1. Tactical Portfolio Management in Volatile Markets
Nick Piccard, Chief Option Strategist at Hamilton ETFs, emphasizes that while radical portfolio changes are discouraged during geopolitical instability (such as the situation in the Strait of Hormuz), investors can employ tactical strategies to monetize market volatility.
- Monetizing Volatility: When market uncertainty drives the VIX higher, option premiums become more expensive. By selling call options on existing holdings, investors can capture this "volatility premium" as income.
- The "Win-Win" Scenario: In the current energy sector, investors are benefiting from both rising underlying asset prices and increased volatility, which allows for higher income generation through covered calls compared to stable, low-volatility environments.
2. Covered Call Strategy: Mechanics and Application
The strategy involves selling call options to investors who are bullish on the stock's upside.
- Example (Suncor): Piccard notes that on an $89 stock, selling a one-month call option could generate approximately $3 in premium. This represents a potential monthly yield of nearly 3%.
- Trade-off: The primary cost of this strategy is the capping of upside potential. If the stock price rises significantly above the strike price, the investor does not participate in those gains beyond the strike price.
- Performance Comparison: Piccard highlights the EMAX (Energy Covered Call ETF). While the broader TSX Energy Index returned 73% over the past year, EMAX returned 59%. The strategy intentionally sacrifices some capital appreciation for consistent, higher income distributions.

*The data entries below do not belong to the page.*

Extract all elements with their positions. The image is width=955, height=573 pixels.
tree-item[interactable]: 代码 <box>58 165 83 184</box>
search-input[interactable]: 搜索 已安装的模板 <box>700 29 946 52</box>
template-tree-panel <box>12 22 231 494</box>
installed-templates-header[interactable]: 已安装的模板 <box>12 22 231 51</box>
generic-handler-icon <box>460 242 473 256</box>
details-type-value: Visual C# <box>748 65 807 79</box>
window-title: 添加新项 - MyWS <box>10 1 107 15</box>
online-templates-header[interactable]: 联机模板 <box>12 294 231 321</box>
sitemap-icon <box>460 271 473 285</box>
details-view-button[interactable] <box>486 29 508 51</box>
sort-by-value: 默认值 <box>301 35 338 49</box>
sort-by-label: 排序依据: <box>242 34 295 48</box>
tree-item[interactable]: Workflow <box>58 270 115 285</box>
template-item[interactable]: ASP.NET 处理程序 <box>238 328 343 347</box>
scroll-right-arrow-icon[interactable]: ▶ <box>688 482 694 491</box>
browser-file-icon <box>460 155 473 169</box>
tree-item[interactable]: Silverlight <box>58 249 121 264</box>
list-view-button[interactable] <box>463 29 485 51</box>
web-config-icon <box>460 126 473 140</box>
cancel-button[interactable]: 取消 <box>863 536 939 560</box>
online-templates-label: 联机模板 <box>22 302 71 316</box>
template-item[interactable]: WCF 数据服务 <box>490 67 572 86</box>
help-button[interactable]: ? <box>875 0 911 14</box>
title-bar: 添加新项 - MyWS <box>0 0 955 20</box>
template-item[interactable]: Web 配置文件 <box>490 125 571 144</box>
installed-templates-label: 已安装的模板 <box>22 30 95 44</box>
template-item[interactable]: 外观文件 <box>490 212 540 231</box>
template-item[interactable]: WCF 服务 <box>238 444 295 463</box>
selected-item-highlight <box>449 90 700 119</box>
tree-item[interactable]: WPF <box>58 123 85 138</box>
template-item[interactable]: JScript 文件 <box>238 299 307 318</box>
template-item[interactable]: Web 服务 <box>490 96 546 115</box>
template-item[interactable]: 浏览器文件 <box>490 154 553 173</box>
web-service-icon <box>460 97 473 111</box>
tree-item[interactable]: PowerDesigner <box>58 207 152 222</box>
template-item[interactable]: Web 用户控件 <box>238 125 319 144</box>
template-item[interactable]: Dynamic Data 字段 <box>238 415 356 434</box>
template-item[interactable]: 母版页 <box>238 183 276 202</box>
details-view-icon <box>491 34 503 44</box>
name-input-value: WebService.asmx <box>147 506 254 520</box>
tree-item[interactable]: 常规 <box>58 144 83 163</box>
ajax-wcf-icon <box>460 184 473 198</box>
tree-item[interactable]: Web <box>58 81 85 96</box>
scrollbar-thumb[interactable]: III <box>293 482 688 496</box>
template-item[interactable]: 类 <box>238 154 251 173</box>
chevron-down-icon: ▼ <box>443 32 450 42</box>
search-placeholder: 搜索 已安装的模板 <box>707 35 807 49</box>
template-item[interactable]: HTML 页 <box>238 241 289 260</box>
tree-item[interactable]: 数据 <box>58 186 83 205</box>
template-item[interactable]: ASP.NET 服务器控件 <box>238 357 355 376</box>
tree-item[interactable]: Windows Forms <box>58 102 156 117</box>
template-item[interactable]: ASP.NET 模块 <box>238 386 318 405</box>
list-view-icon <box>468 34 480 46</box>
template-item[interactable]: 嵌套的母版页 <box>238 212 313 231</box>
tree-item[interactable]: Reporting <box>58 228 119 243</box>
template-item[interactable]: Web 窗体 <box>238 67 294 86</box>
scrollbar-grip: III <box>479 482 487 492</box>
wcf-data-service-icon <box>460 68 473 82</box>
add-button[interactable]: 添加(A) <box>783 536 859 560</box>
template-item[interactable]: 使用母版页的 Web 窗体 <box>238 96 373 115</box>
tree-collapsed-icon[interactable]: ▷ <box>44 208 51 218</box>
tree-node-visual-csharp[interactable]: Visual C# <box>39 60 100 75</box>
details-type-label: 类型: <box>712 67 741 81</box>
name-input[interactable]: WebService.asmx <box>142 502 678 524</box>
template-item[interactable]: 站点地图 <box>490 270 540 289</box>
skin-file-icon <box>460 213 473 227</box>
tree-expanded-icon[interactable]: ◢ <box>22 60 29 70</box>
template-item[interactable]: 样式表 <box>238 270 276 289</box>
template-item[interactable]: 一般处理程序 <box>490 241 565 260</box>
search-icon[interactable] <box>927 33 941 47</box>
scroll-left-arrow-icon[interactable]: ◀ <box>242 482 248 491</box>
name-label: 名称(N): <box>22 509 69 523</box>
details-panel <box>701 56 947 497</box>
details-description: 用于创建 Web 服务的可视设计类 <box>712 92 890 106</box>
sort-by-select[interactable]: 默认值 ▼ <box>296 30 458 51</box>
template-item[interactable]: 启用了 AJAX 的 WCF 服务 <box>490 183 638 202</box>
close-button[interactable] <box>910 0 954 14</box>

3. Defensive Investing: The "Dividend Champions" Approach
For investors seeking to mitigate risk during market swings, Piccard advocates for a "quality" approach focused on companies with long-term dividend growth.
- Strategy: Focus on companies that have grown their dividends for over 25 years, such as Enbridge or Royal Bank.
- Diversification: The Canadian Dividend Champions (C-MVP) strategy includes a mix of banks, pipelines, and consumer staples. This diversification is designed to outperform broad benchmarks like the TSX 60 while maintaining lower volatility for the investor.
- Performance: The C-MVP strategy yielded a 42% total return over the past year, providing a defensive buffer compared to more volatile, concentrated indices.
4. Tax Efficiency and Distributions
A significant consideration for income-focused ETFs is the nature of the distributions paid to shareholders:
- Option Premiums: These are generally treated as capital gains, which can be tax-efficient.
- Return of Capital (ROC): Because covered call strategies may not capture the full upside of a rallying stock, some distributions are classified as return of capital. Piccard notes that, overall, these products are structured to be tax-efficient for the end investor.
Synthesis and Conclusion
The core takeaway is that in a volatile market, investors do not need to abandon their positions. Instead, they can pivot toward income-generating strategies that leverage high volatility to produce cash flow. While covered call strategies (like EMAX) and dividend-growth strategies (like C-MVP) may lag behind the absolute peak performance of a bull market, they offer a disciplined, lower-volatility path to total return that prioritizes consistent income and capital preservation. Investors must be willing to trade off "uncapped upside" for the certainty of regular distributions.